+266 The graph of the line y = 3x+a intersects the graph of the parabola y = x^2+x in two points. If the distance between these points is 3\(\sqrt{30}\), what is the value of a? Express your answer as a common fraction.
Please include the solution instead of just the answer! That would be much appreciated. Also, if any moderators would help, that would be great
To find the value of a, we need to determine the two points of intersection between the two functions. Let's call the two points of intersection (x1,y1) and (x2,y2).
Setting y = 3x + a equal to y = x^2 + x, we get:
3x + a = x^2 + x
3x + a - x^2 - x = 0
x^2 + 2x + (3-a) = 0
We can now use the quadratic formula to find the solutions for x:
x = (-b ± √(b^2 - 4ac)) / 2a
x = (-2 ± √(2^2 - 4 * 1 * (3-a))) / 2 * 1
x = (-2 ± √(4 + 4a - 4 * 3)) / 2
x = (-2 ± √(4a - 8)) / 2
Since the two points of intersection are distinct, the square root must be real and nonnegative, so:
4a - 8 ≥ 0
a ≥ 2
The two points of intersection can now be found by substituting the values of x back into y = 3x + a:
y1 = 3x1 + a = 3 * (-2 + √(4a - 8)) / 2 + a = -3 + 3√(4a - 8) + a
y2 = 3x2 + a = 3 * (-2 - √(4a - 8)) / 2 + a = -3 - 3√(4a - 8) + a
Finally, the distance between the two points is given as 3 * sqrt(15), so:
√((x1 - x2)^2 + (y1 - y2)^2) = 3 * √(30)
√((-2 + 2√(4a - 8))^2 + (3 + 3√(4a - 8) - (-3 - 3√(4a - 8)))^2) = 3 * √(30)
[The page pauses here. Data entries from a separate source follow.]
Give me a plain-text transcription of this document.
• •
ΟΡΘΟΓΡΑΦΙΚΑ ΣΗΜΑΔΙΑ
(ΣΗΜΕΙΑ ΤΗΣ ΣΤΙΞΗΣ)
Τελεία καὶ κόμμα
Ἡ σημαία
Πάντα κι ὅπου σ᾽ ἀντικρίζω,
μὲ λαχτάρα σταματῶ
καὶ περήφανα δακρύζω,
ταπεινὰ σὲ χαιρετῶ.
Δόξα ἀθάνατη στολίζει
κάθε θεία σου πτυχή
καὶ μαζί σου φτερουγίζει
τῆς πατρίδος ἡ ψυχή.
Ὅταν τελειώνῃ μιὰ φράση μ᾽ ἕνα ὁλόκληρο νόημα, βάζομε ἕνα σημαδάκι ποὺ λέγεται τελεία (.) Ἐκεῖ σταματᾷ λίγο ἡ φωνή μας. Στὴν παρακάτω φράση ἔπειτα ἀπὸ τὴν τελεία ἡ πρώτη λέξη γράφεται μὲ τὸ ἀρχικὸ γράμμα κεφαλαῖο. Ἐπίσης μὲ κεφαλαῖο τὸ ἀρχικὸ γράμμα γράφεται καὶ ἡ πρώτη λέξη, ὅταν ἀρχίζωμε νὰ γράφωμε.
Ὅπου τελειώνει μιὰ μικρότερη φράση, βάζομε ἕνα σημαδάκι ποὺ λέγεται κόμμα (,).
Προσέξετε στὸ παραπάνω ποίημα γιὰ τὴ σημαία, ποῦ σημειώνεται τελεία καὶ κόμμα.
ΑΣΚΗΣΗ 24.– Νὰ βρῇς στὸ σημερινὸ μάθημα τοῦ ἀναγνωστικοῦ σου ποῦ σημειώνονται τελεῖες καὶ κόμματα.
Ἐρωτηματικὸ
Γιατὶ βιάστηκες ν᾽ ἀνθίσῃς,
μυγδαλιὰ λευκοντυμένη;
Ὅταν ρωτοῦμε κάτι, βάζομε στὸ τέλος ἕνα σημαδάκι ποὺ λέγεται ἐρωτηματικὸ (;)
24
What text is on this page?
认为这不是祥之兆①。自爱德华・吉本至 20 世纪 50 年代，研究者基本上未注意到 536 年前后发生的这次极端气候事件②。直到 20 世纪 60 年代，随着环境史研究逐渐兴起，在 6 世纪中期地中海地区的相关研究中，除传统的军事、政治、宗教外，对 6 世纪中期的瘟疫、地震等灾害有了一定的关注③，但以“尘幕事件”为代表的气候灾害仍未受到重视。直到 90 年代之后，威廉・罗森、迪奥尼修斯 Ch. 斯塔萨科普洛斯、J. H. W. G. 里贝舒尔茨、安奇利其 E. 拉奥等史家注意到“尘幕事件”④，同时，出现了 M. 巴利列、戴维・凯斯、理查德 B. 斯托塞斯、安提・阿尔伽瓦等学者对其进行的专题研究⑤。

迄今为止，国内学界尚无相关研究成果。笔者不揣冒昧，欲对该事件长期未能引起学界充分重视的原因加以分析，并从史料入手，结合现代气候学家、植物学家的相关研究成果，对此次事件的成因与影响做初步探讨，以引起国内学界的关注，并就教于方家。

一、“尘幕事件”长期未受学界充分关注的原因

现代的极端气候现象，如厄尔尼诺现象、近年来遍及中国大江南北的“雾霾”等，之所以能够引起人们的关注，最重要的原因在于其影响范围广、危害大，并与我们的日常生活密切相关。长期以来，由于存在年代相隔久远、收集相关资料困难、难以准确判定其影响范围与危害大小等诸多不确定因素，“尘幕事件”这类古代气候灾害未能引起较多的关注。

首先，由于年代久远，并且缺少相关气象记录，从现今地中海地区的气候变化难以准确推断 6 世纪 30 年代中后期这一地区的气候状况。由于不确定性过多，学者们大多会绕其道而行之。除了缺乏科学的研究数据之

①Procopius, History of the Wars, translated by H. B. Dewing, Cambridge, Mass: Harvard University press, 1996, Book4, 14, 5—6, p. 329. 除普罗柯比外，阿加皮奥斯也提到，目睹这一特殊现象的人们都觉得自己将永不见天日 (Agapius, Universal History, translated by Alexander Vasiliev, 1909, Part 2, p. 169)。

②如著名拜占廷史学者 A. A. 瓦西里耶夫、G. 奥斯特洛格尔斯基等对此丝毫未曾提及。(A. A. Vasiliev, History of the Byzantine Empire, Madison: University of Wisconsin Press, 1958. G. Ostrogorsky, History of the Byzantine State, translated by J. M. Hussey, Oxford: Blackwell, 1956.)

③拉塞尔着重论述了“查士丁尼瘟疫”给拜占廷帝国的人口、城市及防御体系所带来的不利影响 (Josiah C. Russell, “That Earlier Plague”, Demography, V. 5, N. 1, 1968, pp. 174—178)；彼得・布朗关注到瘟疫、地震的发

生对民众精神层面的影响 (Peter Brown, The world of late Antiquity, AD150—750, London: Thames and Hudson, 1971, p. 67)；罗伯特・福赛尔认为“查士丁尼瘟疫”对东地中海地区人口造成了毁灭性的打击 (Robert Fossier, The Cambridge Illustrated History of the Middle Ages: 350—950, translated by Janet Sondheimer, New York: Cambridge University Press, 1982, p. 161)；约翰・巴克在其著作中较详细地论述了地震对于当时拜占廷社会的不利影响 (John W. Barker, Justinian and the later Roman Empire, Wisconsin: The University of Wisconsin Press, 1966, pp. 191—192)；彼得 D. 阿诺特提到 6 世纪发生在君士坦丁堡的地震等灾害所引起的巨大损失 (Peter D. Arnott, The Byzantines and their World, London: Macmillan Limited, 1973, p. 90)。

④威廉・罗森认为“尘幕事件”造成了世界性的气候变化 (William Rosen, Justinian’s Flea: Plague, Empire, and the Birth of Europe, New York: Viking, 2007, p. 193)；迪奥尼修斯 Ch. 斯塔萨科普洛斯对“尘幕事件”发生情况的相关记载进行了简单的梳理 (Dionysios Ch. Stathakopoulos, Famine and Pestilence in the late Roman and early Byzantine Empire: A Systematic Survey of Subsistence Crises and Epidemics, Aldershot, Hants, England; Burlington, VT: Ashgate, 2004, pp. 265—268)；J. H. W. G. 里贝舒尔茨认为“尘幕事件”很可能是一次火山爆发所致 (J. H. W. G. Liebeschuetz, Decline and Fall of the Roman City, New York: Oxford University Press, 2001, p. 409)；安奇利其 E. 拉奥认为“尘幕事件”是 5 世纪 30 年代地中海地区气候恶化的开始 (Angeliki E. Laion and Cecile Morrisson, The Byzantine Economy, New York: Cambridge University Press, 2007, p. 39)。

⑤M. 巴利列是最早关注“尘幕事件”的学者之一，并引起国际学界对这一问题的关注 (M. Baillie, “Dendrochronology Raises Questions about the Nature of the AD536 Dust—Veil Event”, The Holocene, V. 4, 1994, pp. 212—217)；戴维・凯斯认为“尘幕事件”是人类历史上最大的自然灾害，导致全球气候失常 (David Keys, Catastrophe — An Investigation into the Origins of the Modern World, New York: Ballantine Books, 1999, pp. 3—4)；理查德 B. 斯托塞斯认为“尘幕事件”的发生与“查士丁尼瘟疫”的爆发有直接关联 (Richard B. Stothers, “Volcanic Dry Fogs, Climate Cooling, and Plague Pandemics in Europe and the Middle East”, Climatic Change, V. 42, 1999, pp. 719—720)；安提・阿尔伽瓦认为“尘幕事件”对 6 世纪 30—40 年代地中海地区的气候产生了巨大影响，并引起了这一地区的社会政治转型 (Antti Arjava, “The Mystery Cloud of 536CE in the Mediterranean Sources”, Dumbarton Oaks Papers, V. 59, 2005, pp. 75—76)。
√(4 + 6√(4a - 8)) = 3 * √(30)
4 + 6√(4a - 8) = 15
6√(4a - 8) = 11
√(4a - 8) = 11 / 6
√(4a - 8) = √(11 / 6)
4a - 8 = 11 / 6 * 11 / 6
4a = 11 / 6 * 11 / 6 + 8
4a = 121 / 36 + 144 / 36
4a = 265 / 36
a = 265 / 36 * 9 / 4
a = 765 / 144
So the value of a is 765/144. This is already in the form of a common fraction, so this is our final answer.